“a handful of academics are pushing back and applauding the school”
As mentioned in an earlier post, 1619 Project author Nikole Hannah-Jones may sue UNC Chapel Hill for denying her tenure, but some academics say the school made the right call.
The Washington Free Beacon reports:
Profs Scoff at Nikole Hannah-Jones Tenure Suit
The woman behind the controversial 1619 Project has no business working as a tenured university professor, historians and political scientists told the Washington Free Beacon—and they scoffed at a lawsuit the journalist is reportedly preparing to litigate the University of North Carolina’s decision to deny her tenure.

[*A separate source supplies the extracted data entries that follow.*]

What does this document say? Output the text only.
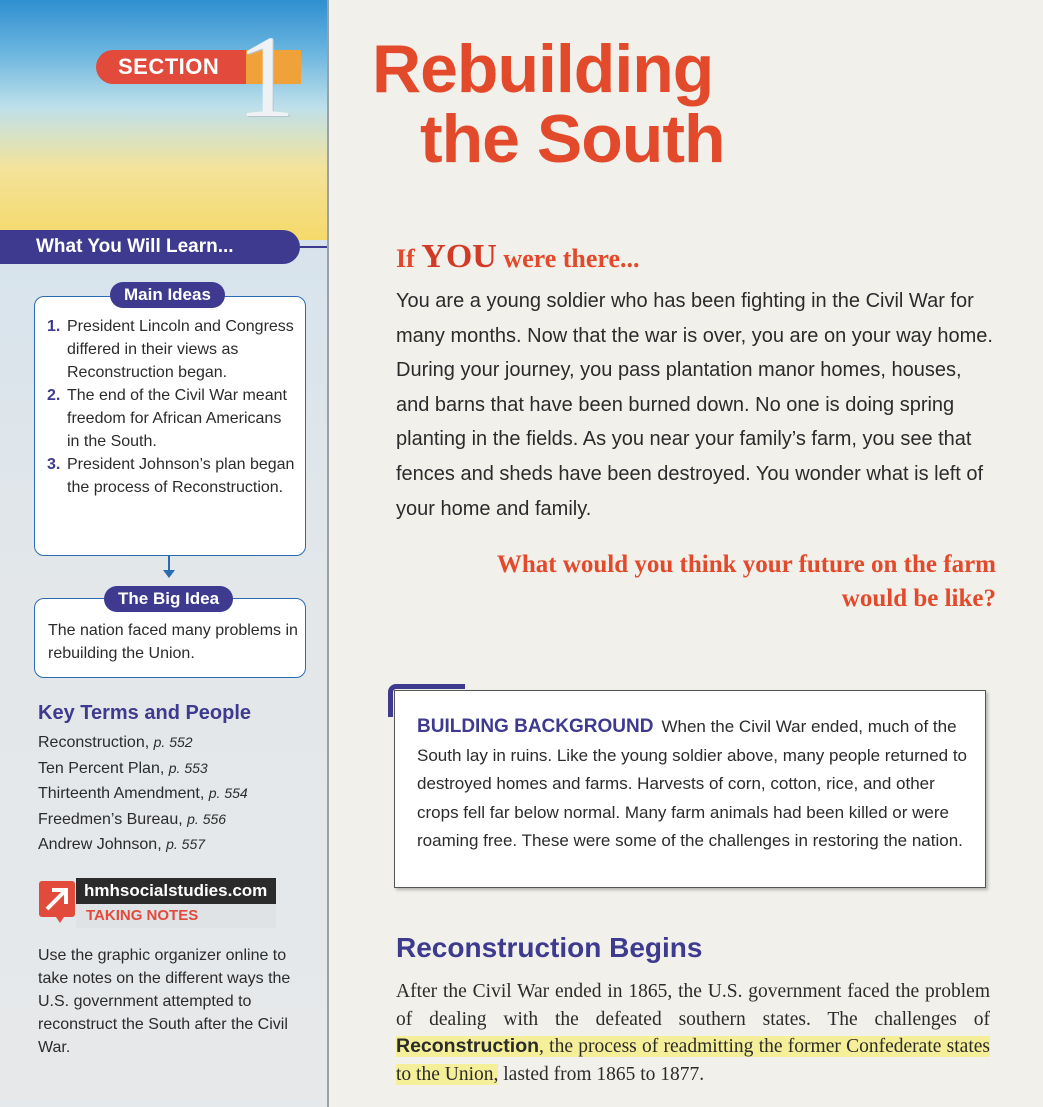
SECTION 1
What You Will Learn...
1. President Lincoln and Congress differed in their views as Reconstruction began.
2. The end of the Civil War meant freedom for African Americans in the South.
3. President Johnson’s plan began the process of Reconstruction.
Main Ideas
The nation faced many problems in rebuilding the Union.
The Big Idea
Key Terms and People
Reconstruction, p. 552
Ten Percent Plan, p. 553
Thirteenth Amendment, p. 554
Freedmen’s Bureau, p. 556
Andrew Johnson, p. 557
hmhsocialstudies.com
TAKING NOTES
Use the graphic organizer online to take notes on the different ways the U.S. government attempted to reconstruct the South after the Civil War.
Rebuilding
the South
If YOU were there...
You are a young soldier who has been fighting in the Civil War for many months. Now that the war is over, you are on your way home. During your journey, you pass plantation manor homes, houses, and barns that have been burned down. No one is doing spring planting in the fields. As you near your family’s farm, you see that fences and sheds have been destroyed. You wonder what is left of your home and family.
What would you think your future on the farm would be like?
BUILDING BACKGROUND When the Civil War ended, much of the South lay in ruins. Like the young soldier above, many people returned to destroyed homes and farms. Harvests of corn, cotton, rice, and other crops fell far below normal. Many farm animals had been killed or were roaming free. These were some of the challenges in restoring the nation.
Reconstruction Begins
After the Civil War ended in 1865, the U.S. government faced the problem of dealing with the defeated southern states. The challenges of Reconstruction, the process of readmitting the former Confederate states to the Union, lasted from 1865 to 1877.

Nikole Hannah-Jones, the New York Times journalist who emerged from obscurity to become one of the most prominent voices in media, is gearing up to sue the University of North Carolina for racial discrimination after the school denied her tenure in May.
While the move was met with outrage in many corners, a handful of academics are pushing back and applauding the school for defending scholarship over popular politics. They include the Yale University political science professor Steven Smith, who said the offer of tenure to Jones was “a gross violation of academic commitments to truth and accuracy.”
Lifetime appointments for individuals without Ph.D.s, such as Hannah-Jones, generally require “extraordinary” work, said Michigan State political philosophy professor William Allen.
“Hannah-Jones does not seem to fit the mold of such high academic achievement,” Allen said. “As a consequence, the action by the UNC Board seems entirely in keeping with the usual academic practices—the appointment having been infelicitously pushed forward on political rather than solid academic grounds.”